Context: We recently received an editorial reject from an IEEE journal after a long review process. The decision was frustrating mainly because the reviewer feedback was largely positive, and from our side it felt like one more revision round would have been sufficient. Before blindly resubmitting elsewhere, I’m trying to get a sense of where this kind of work may fit.
tl;dr: We build dynamic and semantic “data-to-Knowledge pipelines” across organisational boundaries and demonstrated their benefits by training a more robust base model for inverse kinematics in robot control.
Concretely:
- We deployed identical robotic systems (Franka Emika robots) across multiple research institutes and locations.
- Their motion data was independently collected, then centrally stored and published via a research data infrastructure, making these datasets FAIR and discoverable.
- A separate, independent process semantically queries suitable datasets, train an ML-based foundation model for robot trajectories on demand, and publish the trained model openly again.
We think the results shows a few important things:
- Organizational feasibility: This kind of loosely coupled, cross-institutional pipeline actually works in practice.
- Clear technical value: Through sharing larger datasets become available much faster (in academic research, this is often proposed, but rarely done; at least in my experience).
- Despite using identical robot models, small systematic differences between setups improve robustness of the final base model (benchmarks contrast the more heterogenous base model against others).
- Thus the resulting model transfers better to new contexts than models trained on single-site data.
Why this feels “between the disciplines”: We can absolutely debate:
- which technologies could have been integrated, if smarter semantic annotations, tools and frameworks, would have been better etc.
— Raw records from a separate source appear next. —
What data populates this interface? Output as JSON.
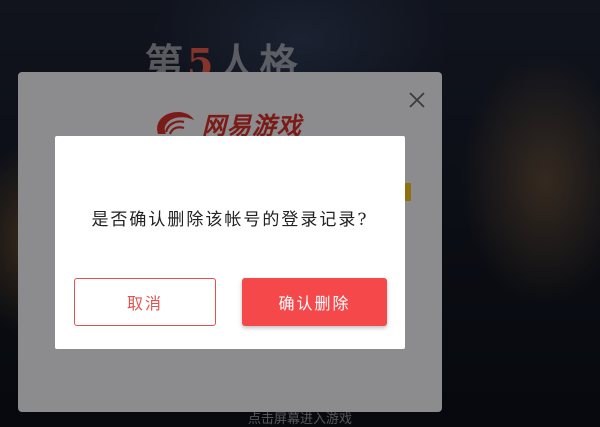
{
  "background": {
    "banner_prefix": "第",
    "banner_number": "5",
    "banner_suffix": "人格",
    "bottom_hint": "点击屏幕进入游戏"
  },
  "login_panel": {
    "logo_text": "网易游戏"
  },
  "confirm_dialog": {
    "message": "是否确认删除该帐号的登录记录?",
    "cancel_label": "取消",
    "confirm_label": "确认删除"
  },
  "colors": {
    "accent_red": "#f5484a",
    "cancel_border": "#e0544f",
    "logo_red": "#d2302a",
    "accent_yellow": "#f3c31c"
  },
  "icons": {
    "close": "close-icon",
    "logo": "netease-logo-icon"
  }
}
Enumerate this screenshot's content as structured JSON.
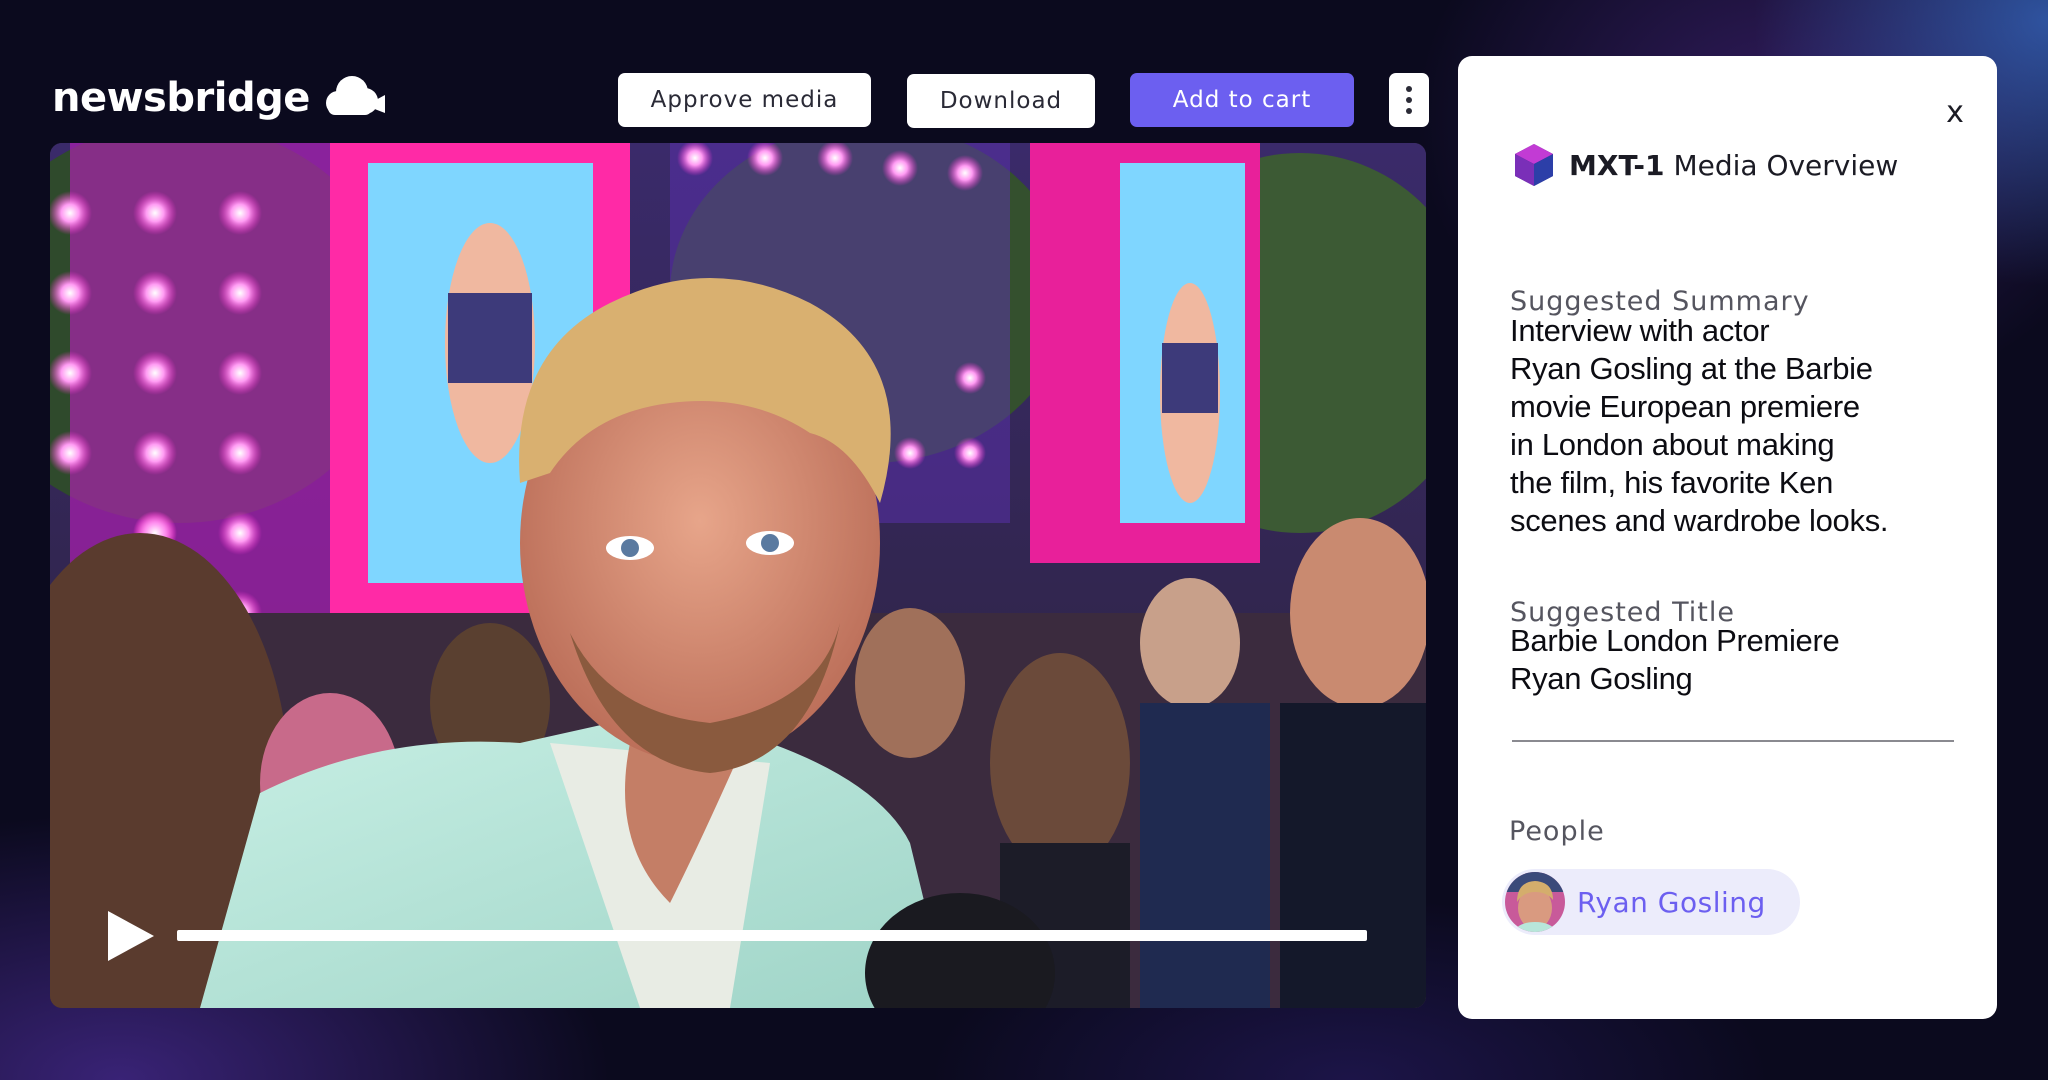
{
  "brand": {
    "name": "newsbridge",
    "icon": "camera-cloud-icon"
  },
  "toolbar": {
    "approve_label": "Approve media",
    "download_label": "Download",
    "add_to_cart_label": "Add to cart",
    "more_icon": "more-vertical-icon"
  },
  "colors": {
    "accent": "#6c5ff0",
    "chip_background": "#ececfb",
    "page_background": "#0b0a1e"
  },
  "player": {
    "play_icon": "play-icon",
    "progress": 0
  },
  "panel": {
    "close_label": "x",
    "header": {
      "model": "MXT-1",
      "title": "Media Overview",
      "icon": "cube-icon"
    },
    "summary": {
      "label": "Suggested Summary",
      "lines": [
        "Interview with actor",
        "Ryan Gosling at the Barbie",
        "movie European premiere",
        "in London about making",
        "the film, his favorite Ken",
        "scenes and wardrobe looks."
      ]
    },
    "title": {
      "label": "Suggested Title",
      "lines": [
        "Barbie London Premiere",
        "Ryan Gosling"
      ]
    },
    "people": {
      "label": "People",
      "items": [
        {
          "name": "Ryan Gosling"
        }
      ]
    }
  }
}
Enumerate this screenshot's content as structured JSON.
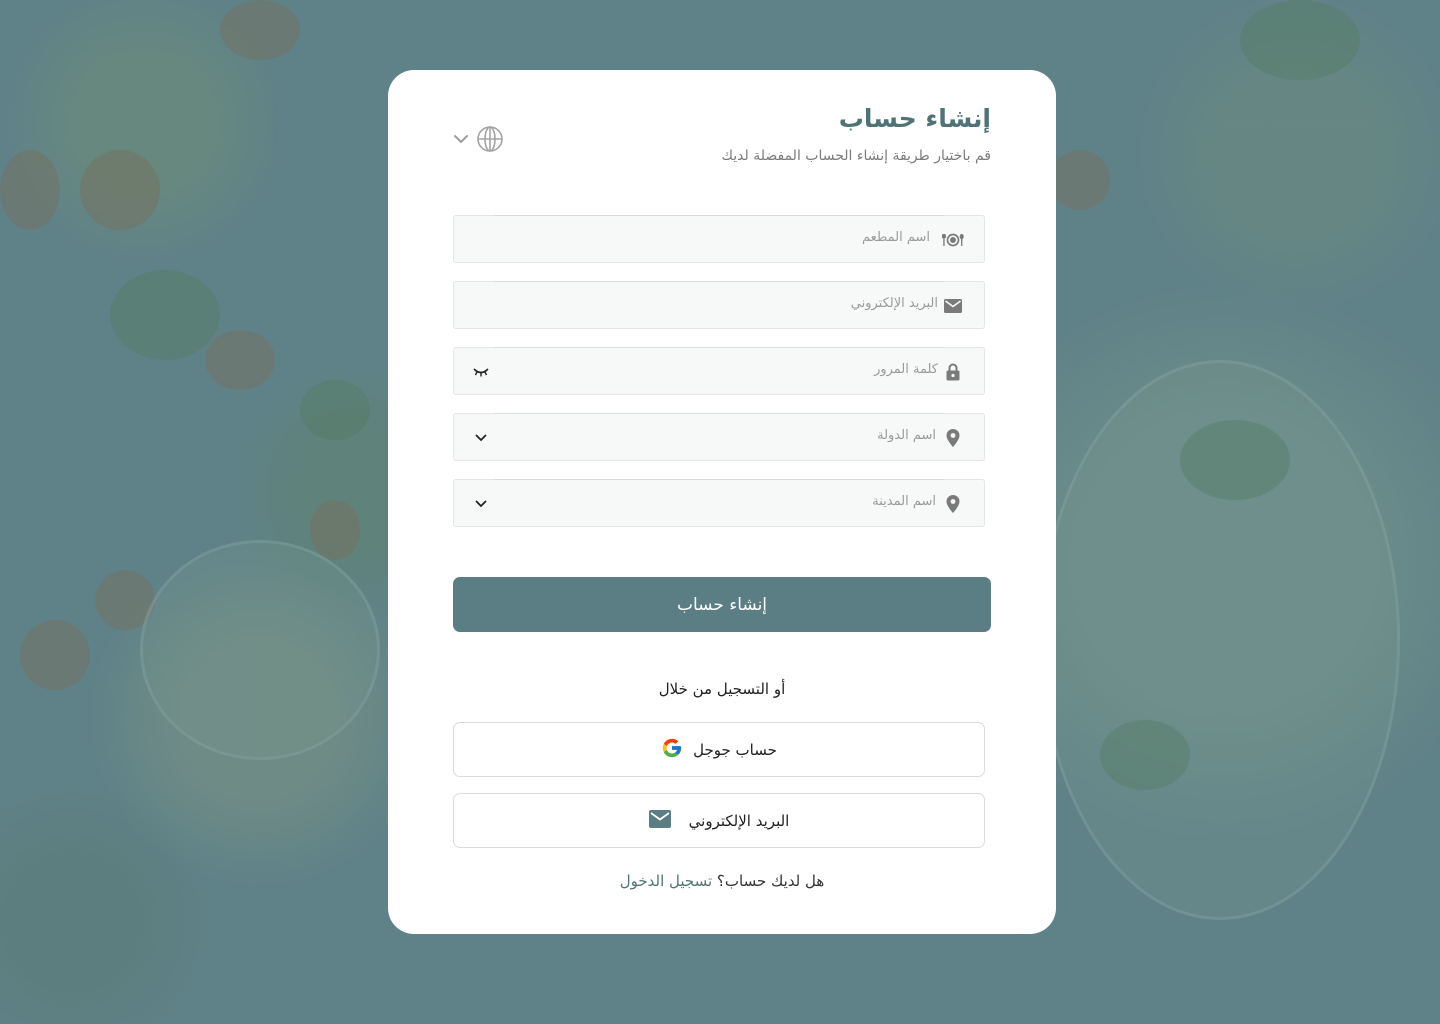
{
  "header": {
    "title": "إنشاء حساب",
    "subtitle": "قم باختيار طريقة إنشاء الحساب المفضلة لديك"
  },
  "form": {
    "restaurant_placeholder": "اسم المطعم",
    "email_placeholder": "البريد الإلكتروني",
    "password_placeholder": "كلمة المرور",
    "country_placeholder": "اسم الدولة",
    "city_placeholder": "اسم المدينة",
    "submit_label": "إنشاء حساب"
  },
  "social": {
    "divider_text": "أو التسجيل من خلال",
    "google_label": "حساب جوجل",
    "email_label": "البريد الإلكتروني"
  },
  "footer": {
    "question": "هل لديك حساب؟",
    "signin_link": "تسجيل الدخول"
  },
  "colors": {
    "accent": "#5a7e83",
    "title": "#4f7377",
    "background": "#5f8288"
  },
  "icons": {
    "language": "globe-icon",
    "restaurant": "dining-icon",
    "email": "mail-icon",
    "password": "lock-icon",
    "location": "location-pin-icon",
    "toggle_password": "eye-closed-icon",
    "dropdown": "chevron-down-icon",
    "google": "google-icon"
  }
}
So the modelling/semantic web community will probably judge this work as too hands on.
- whether the abstraction level is “high” or “low” enough, if more and different machines would have need to be integrated in this demonstrator. People working on different machines may probably dislike our usecase (which was hard enough to find in a university context)
- or whether it’s more systems, ML, or infrastructure work.
Our approach is intentionally pragmatic:
- we loosely couple existing heterogeneous systems,
- avoid vendor- or technology lock-in,
- and focus on actually running code instead of purely conceptual integration papers.
Everything is open: connectors, training pipeline, datasets, and the source code.
In that sense, the work goes beyond many conceptual papers that propose integration but don’t implement it end-to-end. On the other hand, it’s not a new algorithm, a new tool fulfilling a narrowly defined goal, its not a new infrastructure, not a new base model that works for all robots, etc.
Where would you see or submit a paper like this? Most communities I know are either/or but have troubles accepting works that combine elements from different disciplinary perspectives. What are communities that “tolerate” integration, openness, and empirical feasibility over algorithmic or modelling novelty? Thanks a lot!